Zehn Millionen Euro habe er der Schwester als Ausgleich für Firmenanteile angeboten, um "einen dauerhaften Familienfrieden herzustellen", hatte Faßbender bei Gericht bereits Ende des vergangenen Jahres erklärt. Dreimal, 1990, 2011 und zuletzt 2016 habe es Versuche gegeben, den Streit außergerichtlich beizulegen. "Alle Vorschläge wurden leider von meiner Schwester abgelehnt", sagte Faßbender gestern auf Anfrage. Sieht er jetzt noch eine Chance? "Natürlich, wenn beide Seiten dies ernsthaft wollen. Ich bin dazu immer bereit." 3,5 Millionen Euro soll er jetzt zahlen. Sein Anwalt Gerd Krieger schloss beim Urteilstermin nicht aus, dass sein Mandant die Differenz freiwillig drauflegt: "Er will seine Schwester ja fair behandeln."

Wie hoch genau der Wert des heutigen Weltkonzerns in den 70er Jahren zu beziffern war, darüber haben Gutachter Jahrzehnte lang gezankt.
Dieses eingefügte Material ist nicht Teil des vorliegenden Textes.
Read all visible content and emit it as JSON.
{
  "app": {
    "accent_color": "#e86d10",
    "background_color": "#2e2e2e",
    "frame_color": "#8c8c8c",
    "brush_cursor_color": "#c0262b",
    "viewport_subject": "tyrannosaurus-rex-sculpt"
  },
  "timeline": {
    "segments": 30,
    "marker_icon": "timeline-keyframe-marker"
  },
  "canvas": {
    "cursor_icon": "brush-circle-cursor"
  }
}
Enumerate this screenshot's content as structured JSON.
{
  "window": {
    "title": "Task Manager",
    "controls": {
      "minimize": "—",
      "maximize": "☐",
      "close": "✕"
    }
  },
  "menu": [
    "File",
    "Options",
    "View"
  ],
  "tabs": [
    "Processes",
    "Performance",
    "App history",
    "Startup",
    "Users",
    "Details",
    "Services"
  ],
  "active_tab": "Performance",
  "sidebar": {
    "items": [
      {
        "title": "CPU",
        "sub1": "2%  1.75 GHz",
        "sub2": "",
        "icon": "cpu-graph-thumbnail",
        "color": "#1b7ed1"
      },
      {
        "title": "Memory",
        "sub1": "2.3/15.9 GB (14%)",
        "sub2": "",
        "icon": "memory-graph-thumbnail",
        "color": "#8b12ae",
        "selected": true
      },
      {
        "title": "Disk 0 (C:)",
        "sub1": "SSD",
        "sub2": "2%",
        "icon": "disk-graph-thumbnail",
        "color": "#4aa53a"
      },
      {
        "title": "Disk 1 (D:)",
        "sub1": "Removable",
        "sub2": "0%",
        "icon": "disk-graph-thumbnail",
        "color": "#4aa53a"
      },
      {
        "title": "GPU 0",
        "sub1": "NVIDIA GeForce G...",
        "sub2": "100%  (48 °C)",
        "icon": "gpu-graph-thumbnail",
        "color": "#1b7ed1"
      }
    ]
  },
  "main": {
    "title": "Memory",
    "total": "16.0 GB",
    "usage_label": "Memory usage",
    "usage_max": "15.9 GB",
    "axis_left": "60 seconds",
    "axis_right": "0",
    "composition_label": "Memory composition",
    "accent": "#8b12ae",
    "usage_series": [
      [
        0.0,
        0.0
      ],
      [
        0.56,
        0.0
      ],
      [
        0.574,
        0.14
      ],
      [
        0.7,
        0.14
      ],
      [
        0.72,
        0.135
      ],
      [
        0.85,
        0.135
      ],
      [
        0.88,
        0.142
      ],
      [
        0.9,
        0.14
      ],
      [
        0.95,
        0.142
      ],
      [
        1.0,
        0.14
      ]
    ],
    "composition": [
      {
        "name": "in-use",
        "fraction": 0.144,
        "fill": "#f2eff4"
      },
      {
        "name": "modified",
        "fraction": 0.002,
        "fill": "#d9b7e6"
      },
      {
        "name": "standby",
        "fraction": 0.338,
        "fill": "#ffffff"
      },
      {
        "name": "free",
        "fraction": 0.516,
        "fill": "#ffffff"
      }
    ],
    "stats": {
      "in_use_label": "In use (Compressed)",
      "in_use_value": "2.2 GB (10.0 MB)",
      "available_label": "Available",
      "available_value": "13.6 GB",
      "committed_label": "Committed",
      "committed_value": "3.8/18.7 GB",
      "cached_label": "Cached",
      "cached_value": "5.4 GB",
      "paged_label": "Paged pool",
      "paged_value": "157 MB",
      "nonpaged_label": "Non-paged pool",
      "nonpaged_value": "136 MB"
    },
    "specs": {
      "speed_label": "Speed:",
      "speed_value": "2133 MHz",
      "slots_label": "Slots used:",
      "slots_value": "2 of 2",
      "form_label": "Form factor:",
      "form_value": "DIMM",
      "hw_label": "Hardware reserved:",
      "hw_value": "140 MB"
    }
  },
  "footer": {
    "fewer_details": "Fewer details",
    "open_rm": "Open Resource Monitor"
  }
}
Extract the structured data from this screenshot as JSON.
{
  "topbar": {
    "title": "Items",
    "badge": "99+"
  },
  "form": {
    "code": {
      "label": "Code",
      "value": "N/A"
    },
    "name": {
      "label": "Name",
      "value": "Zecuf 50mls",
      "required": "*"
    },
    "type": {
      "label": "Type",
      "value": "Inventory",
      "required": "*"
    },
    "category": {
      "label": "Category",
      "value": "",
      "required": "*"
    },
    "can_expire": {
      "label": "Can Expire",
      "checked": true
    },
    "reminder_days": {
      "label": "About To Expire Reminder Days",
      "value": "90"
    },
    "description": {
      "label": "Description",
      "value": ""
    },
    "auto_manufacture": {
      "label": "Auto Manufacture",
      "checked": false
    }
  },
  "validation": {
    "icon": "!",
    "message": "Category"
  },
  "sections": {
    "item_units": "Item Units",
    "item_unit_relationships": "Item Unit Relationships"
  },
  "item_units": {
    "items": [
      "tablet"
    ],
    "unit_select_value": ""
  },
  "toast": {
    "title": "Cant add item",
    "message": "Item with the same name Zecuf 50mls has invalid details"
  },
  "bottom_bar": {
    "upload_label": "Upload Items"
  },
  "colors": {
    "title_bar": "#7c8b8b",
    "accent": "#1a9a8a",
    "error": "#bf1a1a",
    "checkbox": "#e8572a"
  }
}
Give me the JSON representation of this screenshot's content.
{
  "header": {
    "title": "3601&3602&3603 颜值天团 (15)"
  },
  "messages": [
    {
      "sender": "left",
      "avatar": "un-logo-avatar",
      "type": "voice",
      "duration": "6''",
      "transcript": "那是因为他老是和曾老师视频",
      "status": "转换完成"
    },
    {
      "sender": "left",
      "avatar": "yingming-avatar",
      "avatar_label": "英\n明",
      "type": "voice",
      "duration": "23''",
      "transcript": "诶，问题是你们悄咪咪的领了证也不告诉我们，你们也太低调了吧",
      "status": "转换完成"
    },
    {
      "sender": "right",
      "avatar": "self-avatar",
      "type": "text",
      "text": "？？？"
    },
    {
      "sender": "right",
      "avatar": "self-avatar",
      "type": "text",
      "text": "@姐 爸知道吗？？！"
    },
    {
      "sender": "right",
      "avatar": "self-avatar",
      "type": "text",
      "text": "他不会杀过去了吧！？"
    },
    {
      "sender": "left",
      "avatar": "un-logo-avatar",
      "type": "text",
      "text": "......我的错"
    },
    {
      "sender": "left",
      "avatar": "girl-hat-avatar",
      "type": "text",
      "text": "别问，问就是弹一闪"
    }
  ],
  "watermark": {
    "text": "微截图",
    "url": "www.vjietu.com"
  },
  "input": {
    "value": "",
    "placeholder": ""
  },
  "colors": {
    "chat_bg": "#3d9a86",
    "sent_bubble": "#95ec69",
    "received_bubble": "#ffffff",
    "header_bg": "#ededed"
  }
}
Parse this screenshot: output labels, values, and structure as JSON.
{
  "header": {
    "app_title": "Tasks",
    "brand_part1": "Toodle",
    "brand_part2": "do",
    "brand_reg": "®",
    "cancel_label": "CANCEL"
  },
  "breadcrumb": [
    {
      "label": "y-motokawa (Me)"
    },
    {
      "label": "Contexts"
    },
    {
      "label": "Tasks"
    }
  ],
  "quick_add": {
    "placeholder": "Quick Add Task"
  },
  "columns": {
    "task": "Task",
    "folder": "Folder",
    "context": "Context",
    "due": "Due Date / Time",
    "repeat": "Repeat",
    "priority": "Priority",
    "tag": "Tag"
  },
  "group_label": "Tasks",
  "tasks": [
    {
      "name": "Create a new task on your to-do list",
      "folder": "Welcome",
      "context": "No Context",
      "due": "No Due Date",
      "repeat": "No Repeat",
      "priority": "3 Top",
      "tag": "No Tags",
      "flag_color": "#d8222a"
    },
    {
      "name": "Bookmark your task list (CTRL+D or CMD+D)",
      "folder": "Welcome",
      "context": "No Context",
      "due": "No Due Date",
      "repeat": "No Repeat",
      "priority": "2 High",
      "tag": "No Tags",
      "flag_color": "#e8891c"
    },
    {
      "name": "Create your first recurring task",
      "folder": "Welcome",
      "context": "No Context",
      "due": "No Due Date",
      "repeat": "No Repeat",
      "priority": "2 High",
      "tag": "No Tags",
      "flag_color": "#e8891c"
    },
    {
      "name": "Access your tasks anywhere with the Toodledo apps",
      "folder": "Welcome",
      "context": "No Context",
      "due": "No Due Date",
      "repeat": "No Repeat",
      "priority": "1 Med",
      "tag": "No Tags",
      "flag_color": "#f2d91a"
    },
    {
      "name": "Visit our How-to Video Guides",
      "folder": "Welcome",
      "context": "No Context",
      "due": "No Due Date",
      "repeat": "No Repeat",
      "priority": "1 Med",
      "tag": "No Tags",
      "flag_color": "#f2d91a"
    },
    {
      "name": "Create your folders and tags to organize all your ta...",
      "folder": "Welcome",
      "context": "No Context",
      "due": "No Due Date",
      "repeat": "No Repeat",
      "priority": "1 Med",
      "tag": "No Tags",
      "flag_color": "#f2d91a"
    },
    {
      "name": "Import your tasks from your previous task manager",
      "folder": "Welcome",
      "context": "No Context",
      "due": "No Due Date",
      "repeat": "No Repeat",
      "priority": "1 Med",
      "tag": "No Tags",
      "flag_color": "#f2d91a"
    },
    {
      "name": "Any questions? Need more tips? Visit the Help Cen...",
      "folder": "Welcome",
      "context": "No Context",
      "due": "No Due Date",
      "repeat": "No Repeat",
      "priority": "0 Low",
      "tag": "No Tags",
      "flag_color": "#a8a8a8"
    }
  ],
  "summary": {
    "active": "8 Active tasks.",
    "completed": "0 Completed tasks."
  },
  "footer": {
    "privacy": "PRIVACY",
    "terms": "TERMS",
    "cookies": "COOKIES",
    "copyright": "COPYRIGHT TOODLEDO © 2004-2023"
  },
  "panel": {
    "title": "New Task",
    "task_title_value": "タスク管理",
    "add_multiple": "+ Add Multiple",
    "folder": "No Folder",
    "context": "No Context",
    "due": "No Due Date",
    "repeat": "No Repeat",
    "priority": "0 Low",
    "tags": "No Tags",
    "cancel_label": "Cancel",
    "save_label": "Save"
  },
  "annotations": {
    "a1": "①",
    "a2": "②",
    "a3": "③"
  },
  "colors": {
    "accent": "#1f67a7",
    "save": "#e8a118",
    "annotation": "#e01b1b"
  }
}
So lange, bis ein Gutachter an Demenz erkrankte, einer der Prozess-Anwälte gar starb. Zwischenzeitlich entbrannte noch ein Streit: Die 90-er Jahre waren geprägt vom Zwist mit Paul-Otto Faßbenders Cousin Ludwig, nachdem die Arag durch die "Garmenbeck"-Affäre rund 55 Millionen Euro verloren hatte - nach Geschäften mit einem Finanzjongleur namens Walter Amend, der mit atemberaubenden Renditeversprechen Anlegern Millionen aus der Tasche gezogen hatte. Ludwig Faßbender, damals Arag-Chef, geriet schwer in die Kritik, der Streit ging bis vor den Bundesgerichtshof. Am Ende übernahm Paul-Otto die Anteile seines Cousins, der 1998 ausschied. Der Familienstreit schien über Jahre schwer zu schlichten, aber mittlerweile ist Gras über die Angelegenheit gewachsen. Das Verhältnis der Faßbenders untereinander habe sich "normalisiert", heißt es.